Les obstacles d'une carrière professionnelle
Vigneron évoque des obstacles répétés : « Combien de fois j'ai entendu que j'étais un très bon joueur et que j'avais le niveau, mais que le club avec qui j'avais fait l'essai n'avait pas besoin de joueur pour le moment. » Il a frôlé la réussite, s'entraînant avec Dunkerque en Ligue 2 et figurant sur des feuilles de match en Ligue 2 et National à Boulogne. Cependant, les déceptions se sont accumulées, notamment avec des agents qui l'ont abandonné.
L'effondrement psychologique de 2022
À l'été 2022, Vigneron a touché le fond : « Je me suis effondré complètement, sans m'en rendre vraiment compte.
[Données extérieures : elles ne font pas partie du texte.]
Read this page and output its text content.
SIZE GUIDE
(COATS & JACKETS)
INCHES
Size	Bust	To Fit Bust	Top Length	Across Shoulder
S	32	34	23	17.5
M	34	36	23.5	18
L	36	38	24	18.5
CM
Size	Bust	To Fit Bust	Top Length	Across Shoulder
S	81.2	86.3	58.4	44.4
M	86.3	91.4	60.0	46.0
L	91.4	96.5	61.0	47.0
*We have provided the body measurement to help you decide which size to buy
Plus rien n'avait d'importance pour moi. » Il décrit une profonde dépression, perdant 10 kg et s'isolant socialement. « Je suis passé de 70kg à 60kg, je ne sortais plus. » Cette période a été marquée par le poids des espoirs déçus depuis son enfance, y compris son départ de la maison à douze ans et son non-conservation au centre de formation du MHSC.
La remontée grâce au soutien et au plaisir retrouvé
Avec le soutien de ses amis et parents, Vigneron a commencé à remonter la pente. Il a rejoint Aigues-Mortes pour retrouver le plaisir du football, jouant en Régional 3. « Cette jeunesse que j'avais sacrifiée pour le sport, je me suis mis à enfin en profiter. » Puis, à Lunel, il a explosé statistiquement avec 42 buts en 66 matches, attirant à nouveau l'attention des clubs. Malgré des sollicitations, il a choisi de rester dans ce cocon protecteur, soulignant : « J'ai pris beaucoup plus de plaisir à jouer au Gallia qu'avec les professionnels à Dunkerque. »
L'exil en Australie et l'avenir incertain
Installé en Australie depuis janvier avec sa copine, Vigneron prend une pause forcée du football pour se concentrer sur le travail. « C'est clair que le football commence à me manquer. » Il suit toujours les matchs et envisage un retour, que ce soit en France ou en Australie, affirmant : « Mon histoire avec le football n'est pas terminée. »
La santé mentale, un enjeu essentiel dans le sport
Vigneron aborde le tabou de la santé mentale dans le football : « Dans l'imaginaire collectif, un joueur n'a pas le droit de l'ouvrir avec les sommes qu'il gagne. Mais c'est un raisonnement absurde. » Il salue les témoignages de sportifs comme Umtiti ou Varane, insistant sur l'importance de mettre en avant ces questions.
Un milieu impitoyable et des leçons de vie
Avec recul, Vigneron décrit le milieu du football comme un monde de requins : « C'est chacun pour sa gueule. Si j'avais été un peu plus égoïste et moins compatissant, j'aurais peut-être eu un peu plus de chance de percer. » Il reconnaît avoir été trop naïf, mais cette expérience l'a transformé : « Ma dépression m'a changé, je ne suis plus le même homme aujourd'hui. »
Un avenir plein d'espoir
Malgré les difficultés, Vigneron garde espoir : « Je n'abandonnerai pas. Je me dis que mon départ en Australie est peut-être un signe pour ouvrir une nouvelle version de moi. » Il se concentre sur sa reconstruction, avançant à son rythme, avec la ferme intention de revenir plus fort dans le football.